Les moteurs de classe IE5 représentent le palier de rendement le plus élevé à ce jour de la norme IEC 60034-30-1 et visent un niveau de pertes que les machines asynchrones classiques ne peuvent atteindre. Comme, dans les systèmes d'entraînement fonctionnant en continu, la plus grande partie de la facture d'électricité est dépensée dans le moteur, chaque marche gravie dans la classe de rendement trouve sa contrepartie directe dans le coût d'exploitation annuel. En tant que DRG MOTOR, nous fournissons les solutions de classe IE5 par notre réseau d'approvisionnement basé à İzmir ; dans cet article, nous abordons l'origine de cette technologie, les charges pour lesquelles elle est pertinente et les points à examiner lors du choix.

Les classes de rendement et la place de l'IE5 dans l'IEC 60034-30-1

La norme internationale classe les moteurs basse tension en IE1 (Standard), IE2 (Élevé), IE3 (Premium), IE4 (Super Premium) et IE5 (Ultra Premium). Chaque palier impose une réduction des pertes d'environ 15 à 20 pour cent par rapport au précédent. Alors que l'IE3 constitue aujourd'hui dans de nombreux pays la limite légale inférieure pour les moteurs de plus de 0,75 kW, l'IE5 reste encore un objectif volontaire et est généralement privilégié pour des applications particulières. Sur un moteur de 7,5 kW à 4 pôles, le rendement IE3 est d'environ 90 pour cent, tandis qu'en classe IE5 cette valeur dépasse 93 pour cent ; même si l'écart paraît faible, il représente une économie d'énergie notable sur un moteur qui tourne sans arrêt toute l'année.

Les éléments de conception qui rendent possible le rendement IE5

Sur un moteur asynchrone, la plus grande partie des pertes totales se compose des pertes cuivre du bobinage statorique, des pertes rotoriques, des pertes fer (noyau) et des pertes par frottement et ventilation. Pour atteindre le niveau IE5, une amélioration est apportée à chacun de ces postes.

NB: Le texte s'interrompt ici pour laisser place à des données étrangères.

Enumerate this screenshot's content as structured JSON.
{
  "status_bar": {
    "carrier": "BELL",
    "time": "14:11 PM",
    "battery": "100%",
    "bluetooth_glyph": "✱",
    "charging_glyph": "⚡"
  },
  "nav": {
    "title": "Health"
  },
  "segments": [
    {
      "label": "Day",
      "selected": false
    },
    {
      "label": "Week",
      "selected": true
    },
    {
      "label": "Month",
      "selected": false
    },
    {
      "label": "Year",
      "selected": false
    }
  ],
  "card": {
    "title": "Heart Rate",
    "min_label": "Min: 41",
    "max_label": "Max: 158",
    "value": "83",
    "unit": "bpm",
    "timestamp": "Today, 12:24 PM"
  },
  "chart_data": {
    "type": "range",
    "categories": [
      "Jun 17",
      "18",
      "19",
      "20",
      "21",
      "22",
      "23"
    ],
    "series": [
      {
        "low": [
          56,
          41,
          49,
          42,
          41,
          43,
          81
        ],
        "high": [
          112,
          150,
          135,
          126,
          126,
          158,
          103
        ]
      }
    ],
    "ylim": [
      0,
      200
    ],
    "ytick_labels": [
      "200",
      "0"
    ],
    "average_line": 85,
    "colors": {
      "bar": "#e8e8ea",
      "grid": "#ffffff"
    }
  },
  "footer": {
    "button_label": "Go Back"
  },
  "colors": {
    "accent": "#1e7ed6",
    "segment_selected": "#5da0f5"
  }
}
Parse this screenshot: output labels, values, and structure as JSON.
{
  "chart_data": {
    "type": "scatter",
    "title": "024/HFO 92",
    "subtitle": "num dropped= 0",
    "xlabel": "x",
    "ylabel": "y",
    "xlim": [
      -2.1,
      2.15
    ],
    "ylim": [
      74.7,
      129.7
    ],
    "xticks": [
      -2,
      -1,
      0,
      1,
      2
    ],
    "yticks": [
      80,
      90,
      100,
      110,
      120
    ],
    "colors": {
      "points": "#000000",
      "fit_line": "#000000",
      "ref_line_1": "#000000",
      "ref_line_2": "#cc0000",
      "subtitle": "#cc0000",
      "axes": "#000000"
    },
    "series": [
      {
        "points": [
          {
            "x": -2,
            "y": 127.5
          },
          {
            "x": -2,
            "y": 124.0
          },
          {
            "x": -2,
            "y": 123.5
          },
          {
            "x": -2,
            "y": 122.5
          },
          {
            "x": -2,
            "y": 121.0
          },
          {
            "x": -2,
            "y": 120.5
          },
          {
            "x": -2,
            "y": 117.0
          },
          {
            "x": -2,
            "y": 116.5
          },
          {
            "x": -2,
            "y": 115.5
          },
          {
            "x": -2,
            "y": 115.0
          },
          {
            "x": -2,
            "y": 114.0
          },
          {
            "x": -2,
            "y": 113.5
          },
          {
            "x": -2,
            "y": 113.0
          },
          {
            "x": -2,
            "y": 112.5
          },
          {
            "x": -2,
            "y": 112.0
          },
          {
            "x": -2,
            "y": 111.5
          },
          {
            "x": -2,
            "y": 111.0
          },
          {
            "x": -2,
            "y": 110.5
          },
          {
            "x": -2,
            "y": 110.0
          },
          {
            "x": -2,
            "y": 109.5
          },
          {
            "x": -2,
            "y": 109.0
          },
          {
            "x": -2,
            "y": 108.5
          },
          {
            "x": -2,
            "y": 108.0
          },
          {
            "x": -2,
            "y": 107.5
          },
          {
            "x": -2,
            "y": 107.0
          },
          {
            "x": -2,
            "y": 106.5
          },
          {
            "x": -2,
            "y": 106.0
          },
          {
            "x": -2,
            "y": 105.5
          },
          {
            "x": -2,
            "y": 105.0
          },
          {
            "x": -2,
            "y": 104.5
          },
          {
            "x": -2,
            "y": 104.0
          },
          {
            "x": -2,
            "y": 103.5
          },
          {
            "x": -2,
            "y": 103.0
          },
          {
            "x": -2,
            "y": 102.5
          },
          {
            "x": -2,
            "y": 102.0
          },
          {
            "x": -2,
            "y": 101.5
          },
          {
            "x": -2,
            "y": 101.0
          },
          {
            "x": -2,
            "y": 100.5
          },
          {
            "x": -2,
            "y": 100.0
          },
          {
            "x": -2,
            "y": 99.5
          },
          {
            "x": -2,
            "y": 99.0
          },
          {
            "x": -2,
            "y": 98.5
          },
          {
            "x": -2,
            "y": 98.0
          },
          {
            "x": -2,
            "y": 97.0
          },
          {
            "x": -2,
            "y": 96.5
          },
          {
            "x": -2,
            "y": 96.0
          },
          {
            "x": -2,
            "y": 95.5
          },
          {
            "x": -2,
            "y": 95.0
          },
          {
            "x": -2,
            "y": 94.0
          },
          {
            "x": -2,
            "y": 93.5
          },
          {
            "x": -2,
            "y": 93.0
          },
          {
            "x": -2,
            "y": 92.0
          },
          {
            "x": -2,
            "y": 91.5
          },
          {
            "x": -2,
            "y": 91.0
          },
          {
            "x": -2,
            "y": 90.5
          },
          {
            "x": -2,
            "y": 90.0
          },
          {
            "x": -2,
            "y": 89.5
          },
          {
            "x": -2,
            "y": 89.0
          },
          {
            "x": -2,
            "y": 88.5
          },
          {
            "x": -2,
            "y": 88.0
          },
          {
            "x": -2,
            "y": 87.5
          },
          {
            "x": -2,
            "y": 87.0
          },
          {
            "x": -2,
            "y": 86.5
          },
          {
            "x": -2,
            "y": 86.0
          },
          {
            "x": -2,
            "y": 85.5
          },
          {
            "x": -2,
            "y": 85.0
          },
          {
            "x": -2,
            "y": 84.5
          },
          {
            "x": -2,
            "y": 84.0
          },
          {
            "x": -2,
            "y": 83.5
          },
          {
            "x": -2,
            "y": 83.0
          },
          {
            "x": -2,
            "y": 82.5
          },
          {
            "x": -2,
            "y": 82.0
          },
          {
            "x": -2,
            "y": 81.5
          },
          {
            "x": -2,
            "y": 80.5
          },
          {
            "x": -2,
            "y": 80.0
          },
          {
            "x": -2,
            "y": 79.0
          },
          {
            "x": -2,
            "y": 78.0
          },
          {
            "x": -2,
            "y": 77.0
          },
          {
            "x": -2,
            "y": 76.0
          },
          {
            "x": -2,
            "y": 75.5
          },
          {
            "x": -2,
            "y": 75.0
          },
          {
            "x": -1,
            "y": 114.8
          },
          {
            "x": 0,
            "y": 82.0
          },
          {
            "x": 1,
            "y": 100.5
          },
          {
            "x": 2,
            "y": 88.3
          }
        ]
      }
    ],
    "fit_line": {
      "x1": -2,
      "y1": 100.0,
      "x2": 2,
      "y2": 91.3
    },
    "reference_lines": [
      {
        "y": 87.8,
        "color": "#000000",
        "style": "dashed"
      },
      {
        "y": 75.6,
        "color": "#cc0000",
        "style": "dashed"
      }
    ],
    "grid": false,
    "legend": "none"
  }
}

  • Les pertes fer sont réduites par l'utilisation de tôles électriques siliciées minces et à faibles pertes.
  • La perte cuivre est abaissée en augmentant le taux de remplissage des encoches du bobinage ; sur certaines conceptions, on préfère des barres rotoriques en cuivre plutôt qu'en aluminium.
  • Sur une partie des moteurs IE5, la perte rotorique est ramenée presque à zéro en utilisant, à la place du rotor à cage d'écureuil, une architecture de rotor à aimants permanents ou à réluctance synchrone.
  • Les pertes par frottement et ventilation sont réduites grâce à un choix optimisé de ventilateur et de roulements.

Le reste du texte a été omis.